Gates’ new venture could prompt growth in Puget Sound-area clean tech industry

Ashley Stewart

Dec 15, 2016

Seattle-area billionaires this week came together to launch a $1 billion venture capital fund led by Microsoft co-founder Bill Gates.

Breakthrough Energy Ventures boasts investments from entrepreneurs including Amazon founder and CEO Jeff Bezos and Alibaba founder Jack Ma.

Venture capitalists are generally hesitant to back clean tech. Silicon Valley investors bet big on clean energy technology between 2006 and 2011, pouring $25 billion into the sector. They lost more than half of their investments.

Since then, it’s been difficult to get venture capitalists to fund clean tech.

This new 20-year fund, though, will focus on early- and growth-stage investments in clean technology startups that are creating reliable, affordable and zero-carbon energy, food, products and services.

Instead of a traditional VC model, which generally requires liquidity within five years, the 20-year structure of the Breakthrough Energy Ventures fund means it can take a risk on a revolutionary product or service and give it time to get from lab to commercialization.

While the fate of efforts to reverse the effects of climate change at the federal level are uncertain, University of Washington Clean Energy Institute Director Daniel Schwartz said the Seattle-area business community can lead by example.

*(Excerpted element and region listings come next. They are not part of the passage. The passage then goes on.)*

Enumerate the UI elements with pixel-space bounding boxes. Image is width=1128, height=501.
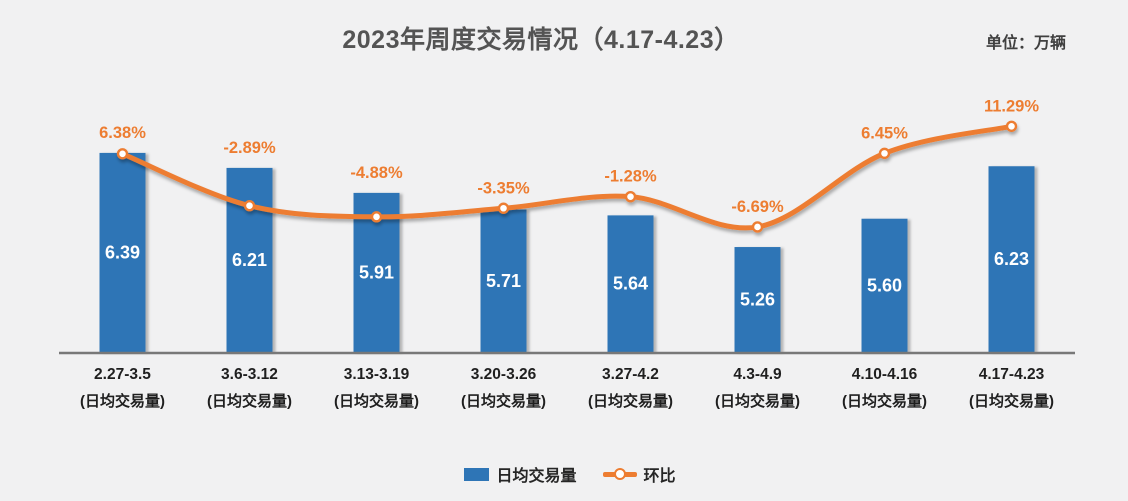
x-axis-sublabel: (日均交易量) — [334, 392, 419, 410]
x-axis-sublabel: (日均交易量) — [207, 392, 292, 410]
x-axis-sublabel: (日均交易量) — [842, 392, 927, 410]
bar — [734, 247, 781, 352]
bar — [988, 166, 1035, 352]
line-marker — [624, 190, 637, 203]
x-axis-sublabel: (日均交易量) — [80, 392, 165, 410]
bar-value-label: 5.26 — [740, 290, 775, 310]
bar-value-label: 6.39 — [105, 242, 140, 262]
x-axis-label: 3.20-3.26 — [471, 366, 537, 383]
data-labels: 6.39 6.21 5.91 5.71 5.64 5.26 5.60 6.23 6.38% -2.… — [99, 97, 1039, 309]
x-axis-label: 4.17-4.23 — [979, 366, 1045, 383]
pct-label: 6.45% — [861, 124, 908, 142]
bar-value-label: 5.60 — [867, 275, 902, 295]
x-axis-sublabel: (日均交易量) — [715, 392, 800, 410]
line-marker — [1005, 120, 1018, 132]
pct-label: -2.89% — [223, 139, 276, 157]
x-axis-label: 4.3-4.9 — [733, 366, 782, 383]
bar-series — [99, 152, 1035, 352]
chart-title: 2023年周度交易情况（4.17-4.23） — [342, 26, 740, 54]
bar-value-label: 5.71 — [486, 271, 521, 291]
bar-series-swatch-icon — [464, 467, 490, 481]
bar — [861, 218, 908, 352]
bar — [480, 209, 527, 352]
bar — [99, 152, 146, 352]
line-series — [116, 120, 1018, 233]
line-marker — [751, 221, 764, 233]
pct-label: -4.88% — [350, 164, 403, 182]
line-marker-icon — [613, 468, 626, 480]
bar-value-label: 6.21 — [232, 250, 267, 270]
legend-item-bar: 日均交易量 — [464, 462, 577, 486]
x-axis-label: 2.27-3.5 — [94, 366, 151, 383]
legend-label-line: 环比 — [643, 468, 676, 485]
pct-label: -6.69% — [731, 198, 784, 216]
legend: 日均交易量 环比 — [0, 462, 1128, 486]
line-marker — [243, 199, 256, 212]
line-marker — [497, 202, 510, 214]
line-marker — [370, 211, 383, 223]
pct-label: 11.29% — [984, 97, 1039, 115]
bar — [226, 167, 273, 352]
line-series-swatch-icon — [602, 468, 637, 480]
line-marker — [116, 148, 129, 160]
bar — [607, 215, 654, 352]
pct-label: 6.38% — [99, 124, 146, 142]
bar-value-label: 5.64 — [613, 274, 648, 294]
line-marker — [878, 147, 891, 160]
line-with-markers — [116, 120, 1018, 233]
x-axis-sublabel: (日均交易量) — [588, 392, 673, 410]
bar-value-label: 6.23 — [994, 249, 1029, 269]
x-axis-sublabel: (日均交易量) — [461, 392, 546, 410]
pct-label: -1.28% — [604, 168, 657, 186]
x-axis-label: 3.6-3.12 — [221, 366, 278, 383]
x-axis-label: 3.13-3.19 — [344, 366, 410, 383]
line-path — [120, 123, 1014, 231]
bar-value-label: 5.91 — [359, 262, 394, 282]
x-axis-label: 4.10-4.16 — [852, 366, 918, 383]
x-axis-label: 3.27-4.2 — [602, 366, 659, 383]
x-axis-sublabel: (日均交易量) — [969, 392, 1054, 410]
x-axis-labels: 2.27-3.5 (日均交易量) 3.6-3.12 (日均交易量) 3.13-3.19 (… — [80, 366, 1054, 410]
legend-label-bar: 日均交易量 — [496, 468, 577, 485]
pct-label: -3.35% — [477, 179, 530, 197]
unit-label: 单位：万辆 — [985, 35, 1066, 52]
legend-item-line: 环比 — [602, 462, 676, 486]
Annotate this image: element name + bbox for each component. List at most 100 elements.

Puget Sound-area companies are already taking the initiative to promote the use of sustainable energy.

Microsoft and Amazon, for example, are investing in renewable sources including wind farms to power data centers. Boeing is hiring environmental experts to help reduce the company’s contribution to greenhouse gases, 4 percent of which are emitted by the aerospace industry.

While Schwartz said the effects of a President-elect Donald Trump’s administration on clean technology is still uncertain, it’s clear now is an important time to invest in the sector.

The environmental and economic case for reducing greenhouse gas emissions are clear in the Puget Sound region. Washington state would be directly impacted by a rise in sea levels, for example. Less snow on the mountains — as the state saw a few years ago — has a drastic impact on the agriculture industry here.

Sustainable energy sources are often cheaper and can create more jobs than traditional sources. Solar energy exists as a small fraction of the overall energy mix, but the sector accounted for more jobs in 2015 than oil and gas extraction or coal mining.

Reducing energy used to heat and cool buildings by taking advantage of natural air flow is not only greener — it’s less expensive.

Gates’ Breakthrough Energy Ventures is a high-profile business effort to promote clean technologies, but Washington state already has several. The state’s Clean Energy Fund provides grants to companies and organizations working to develop clean energy and the Clean Tech Alliance works with companies and institutions to help commercialize the products and services.

Schwartz’s Clean Energy Institute works with students and serves to advance new solar energy and battery materials and devices.

“What we’re working on is the lowest-cost form of energy,” Schwartz said. “It’s going to be so inexpensive and abundant, there’s no reason to argue with it.”